Lalilo does an excellent job of data reporting, making it easy to track and record progress as well as sort and group students. There are even printable reports that are elegant and easy to understand, with a nice section on areas for improvement. Another strength of Lalilo is its comprehensiveness. The scope and sequence is thorough and benefits from focusing intently on K-2. There's extensive coverage of every letter sound and word family, and students also get practice reading stories. This makes it an easy fit for classrooms in this range because teachers can trust that it's covering what needs covering. The flexible personalization -- assigning specific lessons or letting students work through the built-in learning progression -- is also an easy sell to teachers. Ultimately, though, Lalilo's success hinges on its adaptive exercises and how well it adjusts to students' strengths and weaknesses. This is tough to evaluate in the course of a review, and will require some testing on the part of teachers to see if it's truly effective. It's likely teachers will need to monitor student progress closely and intervene as necessary to make sure students are getting just-right content. The repetition within exercises is effective, however.

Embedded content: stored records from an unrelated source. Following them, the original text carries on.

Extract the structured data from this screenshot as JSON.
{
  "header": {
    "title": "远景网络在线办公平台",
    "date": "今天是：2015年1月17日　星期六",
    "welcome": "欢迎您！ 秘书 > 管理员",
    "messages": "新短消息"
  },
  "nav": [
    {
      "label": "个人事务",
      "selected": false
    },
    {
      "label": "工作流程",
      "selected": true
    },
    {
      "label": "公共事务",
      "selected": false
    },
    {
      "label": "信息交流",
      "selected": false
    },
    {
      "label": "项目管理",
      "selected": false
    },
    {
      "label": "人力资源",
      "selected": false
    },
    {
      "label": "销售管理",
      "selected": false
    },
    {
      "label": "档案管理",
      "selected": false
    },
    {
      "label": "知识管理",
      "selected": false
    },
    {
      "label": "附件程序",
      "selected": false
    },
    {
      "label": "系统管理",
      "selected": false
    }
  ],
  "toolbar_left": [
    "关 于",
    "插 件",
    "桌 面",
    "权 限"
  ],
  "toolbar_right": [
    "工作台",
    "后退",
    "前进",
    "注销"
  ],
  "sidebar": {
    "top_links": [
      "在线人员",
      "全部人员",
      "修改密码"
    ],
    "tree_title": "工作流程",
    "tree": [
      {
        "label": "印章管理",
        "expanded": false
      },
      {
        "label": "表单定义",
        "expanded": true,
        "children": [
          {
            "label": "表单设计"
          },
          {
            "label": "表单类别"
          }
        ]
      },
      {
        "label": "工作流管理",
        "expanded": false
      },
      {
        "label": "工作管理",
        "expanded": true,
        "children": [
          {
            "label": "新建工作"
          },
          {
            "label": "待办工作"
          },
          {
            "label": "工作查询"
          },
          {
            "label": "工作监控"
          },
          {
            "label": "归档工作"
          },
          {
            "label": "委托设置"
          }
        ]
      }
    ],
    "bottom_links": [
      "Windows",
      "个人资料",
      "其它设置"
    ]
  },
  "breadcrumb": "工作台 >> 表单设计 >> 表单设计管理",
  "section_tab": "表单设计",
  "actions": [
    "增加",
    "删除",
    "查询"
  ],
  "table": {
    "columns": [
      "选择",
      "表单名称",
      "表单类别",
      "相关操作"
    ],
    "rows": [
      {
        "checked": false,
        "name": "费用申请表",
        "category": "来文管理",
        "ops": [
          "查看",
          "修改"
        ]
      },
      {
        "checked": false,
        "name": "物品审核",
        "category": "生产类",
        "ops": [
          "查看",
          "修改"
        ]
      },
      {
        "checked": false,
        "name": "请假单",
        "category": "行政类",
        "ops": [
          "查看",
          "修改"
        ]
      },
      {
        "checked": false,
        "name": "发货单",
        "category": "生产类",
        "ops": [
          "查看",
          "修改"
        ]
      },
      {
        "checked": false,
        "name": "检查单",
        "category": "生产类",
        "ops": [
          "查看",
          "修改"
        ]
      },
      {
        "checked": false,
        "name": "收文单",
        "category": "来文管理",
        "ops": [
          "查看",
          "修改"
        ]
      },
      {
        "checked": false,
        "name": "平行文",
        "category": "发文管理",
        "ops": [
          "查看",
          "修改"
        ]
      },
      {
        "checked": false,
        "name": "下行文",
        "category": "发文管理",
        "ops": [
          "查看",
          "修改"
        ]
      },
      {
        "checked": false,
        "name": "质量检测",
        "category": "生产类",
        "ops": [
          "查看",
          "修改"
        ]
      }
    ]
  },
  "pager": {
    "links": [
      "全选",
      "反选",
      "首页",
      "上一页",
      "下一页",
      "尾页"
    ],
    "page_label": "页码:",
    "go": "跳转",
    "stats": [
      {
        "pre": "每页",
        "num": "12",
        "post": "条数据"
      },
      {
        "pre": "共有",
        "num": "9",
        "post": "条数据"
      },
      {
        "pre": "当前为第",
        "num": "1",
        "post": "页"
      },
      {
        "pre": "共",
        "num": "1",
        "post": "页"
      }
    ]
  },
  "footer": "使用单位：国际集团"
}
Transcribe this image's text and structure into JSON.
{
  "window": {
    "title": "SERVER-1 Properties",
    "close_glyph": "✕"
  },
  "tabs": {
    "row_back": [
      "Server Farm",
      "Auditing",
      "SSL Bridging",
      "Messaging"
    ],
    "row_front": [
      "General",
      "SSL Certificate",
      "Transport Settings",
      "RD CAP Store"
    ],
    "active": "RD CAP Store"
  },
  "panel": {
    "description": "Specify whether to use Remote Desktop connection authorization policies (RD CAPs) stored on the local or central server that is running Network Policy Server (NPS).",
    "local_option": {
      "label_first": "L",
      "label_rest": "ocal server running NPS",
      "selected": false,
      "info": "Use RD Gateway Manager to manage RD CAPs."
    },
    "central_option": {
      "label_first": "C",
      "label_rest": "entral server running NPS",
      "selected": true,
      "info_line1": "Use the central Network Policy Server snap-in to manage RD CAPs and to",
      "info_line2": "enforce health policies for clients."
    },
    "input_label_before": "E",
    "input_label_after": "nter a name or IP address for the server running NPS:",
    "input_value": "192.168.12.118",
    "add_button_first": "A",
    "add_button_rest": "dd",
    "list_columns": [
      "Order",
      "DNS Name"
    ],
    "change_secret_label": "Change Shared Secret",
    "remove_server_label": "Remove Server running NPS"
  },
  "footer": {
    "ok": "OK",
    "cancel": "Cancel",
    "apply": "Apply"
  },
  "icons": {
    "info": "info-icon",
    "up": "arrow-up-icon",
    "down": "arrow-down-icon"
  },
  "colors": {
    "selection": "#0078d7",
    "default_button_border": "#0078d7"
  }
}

There's clearly an effort in the activities themselves to make them visually appealing but not distracting. This is an advantage Lalilo has over competitors who focus more on creating the appearance of fun than on providing actual learning engagement. Still, there are some issues with the activities. They lean heavily on audio-based instruction and could benefit from textual reinforcement and more pre-modeling of the activities. The interactivity is also basic, and the program as a whole could use some more inventive activities -- or even just creative breaks. The stories offer variety, but they're written by Lalilo, so don't expect recognizable characters or authors. 

Overall Rating

Engagement Is the product stimulating, entertaining, and engrossing? Will kids want to return?

Students travel through different worlds, playing games, collecting stars, and unlocking stories.

Pedagogy Is learning content seamlessly baked-in, and do kids build conceptual understanding? Is the product adaptable and empowering? Will skills transfer?

Students work through self-paced, adaptive exercises in phonics, word recognition, and comprehension. Lessons dig deep on K-2 skills and follow up with reading activities.

Support Does the product take into account learners of varying abilities, skill levels, and learning styles? Does it address both struggling and advanced students?

It's easy to set up, and students should find it easy to navigate and use. There's plenty of data for monitoring student growth and progress and adjusting as needed. Activities could use better scaffolding and textual support.